Ticino separatist quits political stage for good

The founder and controversial leader of Ticino’s nationalist Lega dei Ticinese party, Giuliano Bignasca, has died at age 67. Although rarely heard beyond the northern borders of his canton, he earned a national reputation as an ardent anti-European.

The founder and controversial leader of Ticino’s nationalist Lega dei Ticinese party, Giuliano Bignasca, has died at age 67. Although rarely heard beyond the northern borders of his canton, he earned a national reputation as an ardent anti-European.

Bignasca was found dead at his home early Thursday. The city council, on which he served, confirmed his death but gave no details.
 
Bignasca founded in 1991 the Lega, which became a major force in Switzerland’s Italian-speaking Ticino.

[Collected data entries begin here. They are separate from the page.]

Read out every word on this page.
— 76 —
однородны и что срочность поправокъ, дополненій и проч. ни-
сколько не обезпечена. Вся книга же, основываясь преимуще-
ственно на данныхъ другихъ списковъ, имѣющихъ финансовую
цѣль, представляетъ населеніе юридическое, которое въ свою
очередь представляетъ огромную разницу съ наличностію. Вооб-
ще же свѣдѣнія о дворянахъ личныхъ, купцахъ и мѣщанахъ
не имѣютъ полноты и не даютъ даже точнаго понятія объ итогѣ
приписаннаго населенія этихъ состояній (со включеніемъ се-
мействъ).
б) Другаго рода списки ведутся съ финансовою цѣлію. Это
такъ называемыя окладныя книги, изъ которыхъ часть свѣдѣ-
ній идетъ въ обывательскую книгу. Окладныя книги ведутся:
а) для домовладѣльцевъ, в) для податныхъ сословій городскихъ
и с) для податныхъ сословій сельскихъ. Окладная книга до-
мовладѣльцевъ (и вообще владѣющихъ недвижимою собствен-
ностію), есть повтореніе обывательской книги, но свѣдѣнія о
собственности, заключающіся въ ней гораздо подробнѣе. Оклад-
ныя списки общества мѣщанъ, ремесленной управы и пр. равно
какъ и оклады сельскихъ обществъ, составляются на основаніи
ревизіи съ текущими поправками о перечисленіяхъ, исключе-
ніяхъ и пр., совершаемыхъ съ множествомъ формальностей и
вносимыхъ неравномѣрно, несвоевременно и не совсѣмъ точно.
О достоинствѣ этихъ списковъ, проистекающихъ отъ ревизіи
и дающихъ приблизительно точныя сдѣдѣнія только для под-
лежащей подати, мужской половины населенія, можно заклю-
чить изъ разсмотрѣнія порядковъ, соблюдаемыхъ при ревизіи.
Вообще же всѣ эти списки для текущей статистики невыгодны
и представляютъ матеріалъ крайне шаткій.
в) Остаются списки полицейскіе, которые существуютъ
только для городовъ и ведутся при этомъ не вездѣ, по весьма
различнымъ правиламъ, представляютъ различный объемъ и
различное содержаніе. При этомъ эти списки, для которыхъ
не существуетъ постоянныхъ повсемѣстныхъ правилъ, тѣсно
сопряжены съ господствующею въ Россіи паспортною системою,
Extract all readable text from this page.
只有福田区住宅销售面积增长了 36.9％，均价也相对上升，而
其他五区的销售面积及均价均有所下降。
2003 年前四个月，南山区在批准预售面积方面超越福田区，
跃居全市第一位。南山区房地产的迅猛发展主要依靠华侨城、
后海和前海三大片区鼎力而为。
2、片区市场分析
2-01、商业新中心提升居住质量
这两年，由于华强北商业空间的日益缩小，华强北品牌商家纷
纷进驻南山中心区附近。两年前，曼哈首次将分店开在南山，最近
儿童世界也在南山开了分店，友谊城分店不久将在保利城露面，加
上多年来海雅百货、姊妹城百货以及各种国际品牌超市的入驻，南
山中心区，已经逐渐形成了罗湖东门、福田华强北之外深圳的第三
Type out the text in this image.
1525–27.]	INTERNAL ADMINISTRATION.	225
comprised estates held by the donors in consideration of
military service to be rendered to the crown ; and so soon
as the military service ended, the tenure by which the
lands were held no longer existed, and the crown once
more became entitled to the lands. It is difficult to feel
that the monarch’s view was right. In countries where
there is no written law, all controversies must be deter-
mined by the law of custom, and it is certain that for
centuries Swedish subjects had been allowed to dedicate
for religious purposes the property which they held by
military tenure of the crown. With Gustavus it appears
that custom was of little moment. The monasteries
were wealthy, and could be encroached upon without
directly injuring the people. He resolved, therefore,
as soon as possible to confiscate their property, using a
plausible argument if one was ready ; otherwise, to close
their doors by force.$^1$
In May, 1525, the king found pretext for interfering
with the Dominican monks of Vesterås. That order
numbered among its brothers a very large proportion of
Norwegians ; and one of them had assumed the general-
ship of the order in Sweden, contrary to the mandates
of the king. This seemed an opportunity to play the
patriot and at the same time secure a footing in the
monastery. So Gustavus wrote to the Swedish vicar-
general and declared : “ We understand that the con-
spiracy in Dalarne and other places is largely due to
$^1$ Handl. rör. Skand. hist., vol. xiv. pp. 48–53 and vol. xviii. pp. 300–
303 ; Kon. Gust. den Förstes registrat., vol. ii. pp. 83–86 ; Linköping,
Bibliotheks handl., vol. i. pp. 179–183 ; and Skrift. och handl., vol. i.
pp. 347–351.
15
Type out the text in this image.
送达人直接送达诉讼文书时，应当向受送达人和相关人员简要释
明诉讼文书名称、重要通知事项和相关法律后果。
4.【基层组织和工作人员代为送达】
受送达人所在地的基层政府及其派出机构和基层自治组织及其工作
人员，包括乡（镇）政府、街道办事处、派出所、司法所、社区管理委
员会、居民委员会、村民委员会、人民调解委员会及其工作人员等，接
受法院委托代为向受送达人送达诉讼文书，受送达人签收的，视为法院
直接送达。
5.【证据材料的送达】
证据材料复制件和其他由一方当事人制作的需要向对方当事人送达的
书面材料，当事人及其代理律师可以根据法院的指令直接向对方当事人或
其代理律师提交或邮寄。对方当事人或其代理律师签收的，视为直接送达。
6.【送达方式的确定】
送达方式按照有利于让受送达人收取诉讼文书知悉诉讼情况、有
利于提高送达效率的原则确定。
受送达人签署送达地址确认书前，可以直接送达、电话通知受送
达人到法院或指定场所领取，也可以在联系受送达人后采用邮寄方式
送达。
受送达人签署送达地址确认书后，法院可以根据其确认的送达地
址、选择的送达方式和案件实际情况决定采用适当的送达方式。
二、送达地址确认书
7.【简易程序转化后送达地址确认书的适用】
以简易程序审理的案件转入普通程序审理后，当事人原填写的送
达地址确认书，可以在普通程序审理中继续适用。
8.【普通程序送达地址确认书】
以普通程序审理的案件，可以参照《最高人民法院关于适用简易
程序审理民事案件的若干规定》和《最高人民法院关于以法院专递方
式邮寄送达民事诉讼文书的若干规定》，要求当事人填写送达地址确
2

He was considered the heart and soul of the party and its main financial backer.
 
It went from a small group fighting the status quo to one of Ticino’s political powerhouses, becoming the biggest party at the April 2011 cantonal parliamentary elections.
 
“The Lega was Bignasca,” said party member Marco Borradori, who is the head of canton’s construction department.   
 
The Lega has never played a major political role north of the Alps despite usually sending two representatives to parliament in Bern. Bignasca himself spent time in the House of Representatives, in 1994 and 1995, and from 1999 to 2003, but he failed to have an impact, notably due to his lack of knowledge of German according to observers.

Some influence

However, this did not mean the Lega has been without influence. It helped defeat plans for Switzerland to join the European Economic Area in 1992 in a nationwide vote. This was considered a loss for the political establishment and a victory for Switzerland’s anti-European movement that still resonates today.
 
Bignasca and his party embodied the anti-European stance in their own way. Since then, they have been profoundly against closer ties with the European Union, demanded a strict application of Swiss neutrality and fought against Switzerland joining the United Nations.
 
The Lega’s biggest national success came when it almost singlehandedly forced (and won) a nationwide vote against sending Swiss UN peacekeepers abroad.
 
Voters in Ticino, influenced by Bignasca and his party, have always voted in recent years against new bilateral accords with the EU. Enough for most observers to consider the Lega’s leader the reason for Ticino’s isolationist outlook.
 
The Lega has also backed tougher restrictions for asylum seekers and less immigration. Bignasca, himself a former top-level football player, once famously complained that the Swiss national team had too many dark-skinned players.

Few friends

The party has been at odds with Ticino’s neighbour Italy too.
 
During the 2011 election campaign, Bignasca complained about the Italians and demanded restrictions on the number of cross-border workers making their way to Ticino. He even advocated building a four-metre wall between Switzerland and Italy.   
 
But he still managed to have close ties to Italy’s once influential Lombardy League, and his was the only Swiss party that could claim to have any chance of being heard in Rome.
 
His friends in the rest of Switzerland were few and far between, partly due to the way the entrepreneur called Swiss Germans “bailiffs” and the parliament in Bern a “chicken coop”.
 
His outbursts got him into to trouble a number of times, but he also landed in court several times for other offenses including cocaine use. He was even once fined for offering a reward to people who removed radar speed traps from roads.